ストールの際はピッチ、パワーのコントロールと言うのは理解できますが、フラットスピン時はそのような復帰はできるのでしょうか?
また、その際どの程度コントローラビリティーは残されているのでしょうか…?
ご多忙の折かと思いますが、
よろしければご解答いただけたらと思います。
By RyOさん
回答
RyOさん、ご質問ありがとうございます。
うーん、専門的な言葉を知っていますねぇ。
まず、言葉の説明をしておきましょう。スピンというのは失速により引き起こされます。
失速について、?となる人はまずこの辺を読んでみて下さい。(分かりづらい人はwikipedia等でも説明されてるので、読んでみて下さい)
まあ要するに失速というのは翼が揚力を失ってしまう現象ですが、綺麗に(?)両方の翼が同時に失速してくれればまだましなのですが、片方の翼だけが失速してしまうと、失速した方の翼が先に落ちてきりもみ状態に飛行機はなってしまいます。これをスピンといいます。
きりもみと言えば分かるかもしれませんが、絵でイメージしてもらうと、失速した翼と機首が斜めに落ちて、そのままぐるぐると回転をしながら落ちていくような状態です。
スピンは飛行機にとって非常に危険な状態で、これにより墜落してしまった事故もあります。
さらにフラットスピンというのは、スピンの状態機首が上がって飛行機自体は水平を向いているにもかかわらず、ロール方向にぐるぐると回転をし続けている状態のことを言います。これはスピンよりももっと回復が難しく、危険な状態です。
実は、パイロットはスピンからの回復訓練は受けています。
おそらく事業用操縦士の資格の要件にこのスピンからの回復操作経験が入っているのだと思いますが、アクロバット用の小型飛行機を使ってその訓練をやりました。

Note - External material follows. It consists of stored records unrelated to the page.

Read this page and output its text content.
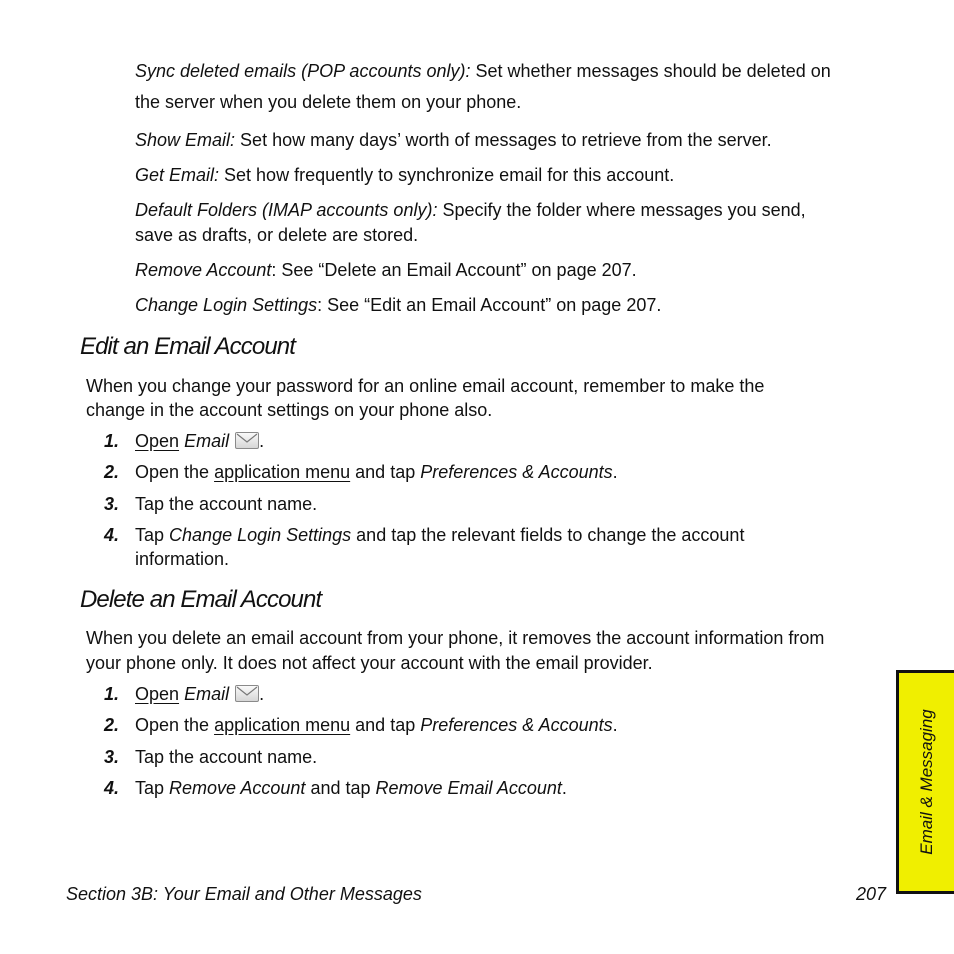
Sync deleted emails (POP accounts only): Set whether messages should be deleted on
the server when you delete them on your phone.
Show Email: Set how many days’ worth of messages to retrieve from the server.
Get Email: Set how frequently to synchronize email for this account.
Default Folders (IMAP accounts only): Specify the folder where messages you send,
save as drafts, or delete are stored.
Remove Account: See “Delete an Email Account” on page 207.
Change Login Settings: See “Edit an Email Account” on page 207.
Edit an Email Account
When you change your password for an online email account, remember to make the
change in the account settings on your phone also.
1. Open Email .
2. Open the application menu and tap Preferences & Accounts.
3. Tap the account name.
4. Tap Change Login Settings and tap the relevant fields to change the account
information.
Delete an Email Account
When you delete an email account from your phone, it removes the account information from
your phone only. It does not affect your account with the email provider.
1. Open Email .
2. Open the application menu and tap Preferences & Accounts.
3. Tap the account name.
4. Tap Remove Account and tap Remove Email Account.
Section 3B: Your Email and Other Messages	207
Email & Messaging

スピンのからの回復はまずラダーで回転を止めて、パワーを入れて、エルロンの失速が回復したのを待ってからピッチをあげます。
しかし、フラットスピンにおいてはラダーも失速している場合が多く、操縦が不可能になってしまうことが多いようです。昔沖縄の近くでフラットスピンに入ったDC-8の訓練機が、エンジンが脱落してしまった事故もありました。この事故ではその後緊急着陸をしていますので、リカバーできたのでしょう。
さてここで旅客機でスピン/フラットスピンに入った場合、どうリカバーするのかということですが、
ラダーが失速しているかどうかでその可否が分かれるのだと思います。
ラダーが効くのであれば、回転を止める方向のラダーを踏んでやって回転を止めて、ピッチを下げて、速度をパワーで調整して、エルロンの失速を回復させます。
エルロンが失速から回復したら、コントロールは戻るので、あとはピッチをゆっくりあげてやればいいでしょう。
一方、ラダーが失速していれば、回復は難しいと思います。
万が一スピンに入ったならば、フラットスピンとなりラダーが失速するまでにリカバーしてやらないと、取り返しのつかないことになるというでしょうか。
また、スピンに入ってしまうと飛行機の強度としては厳しいと思います。
上のDC-8はエンジンが脱落したし、他の構造部分が壊れる可能性もあるでしょう。
以上、もしかしたら間違っているかもしれません。色々調べてみて、間違いが分かったら指摘して下さい。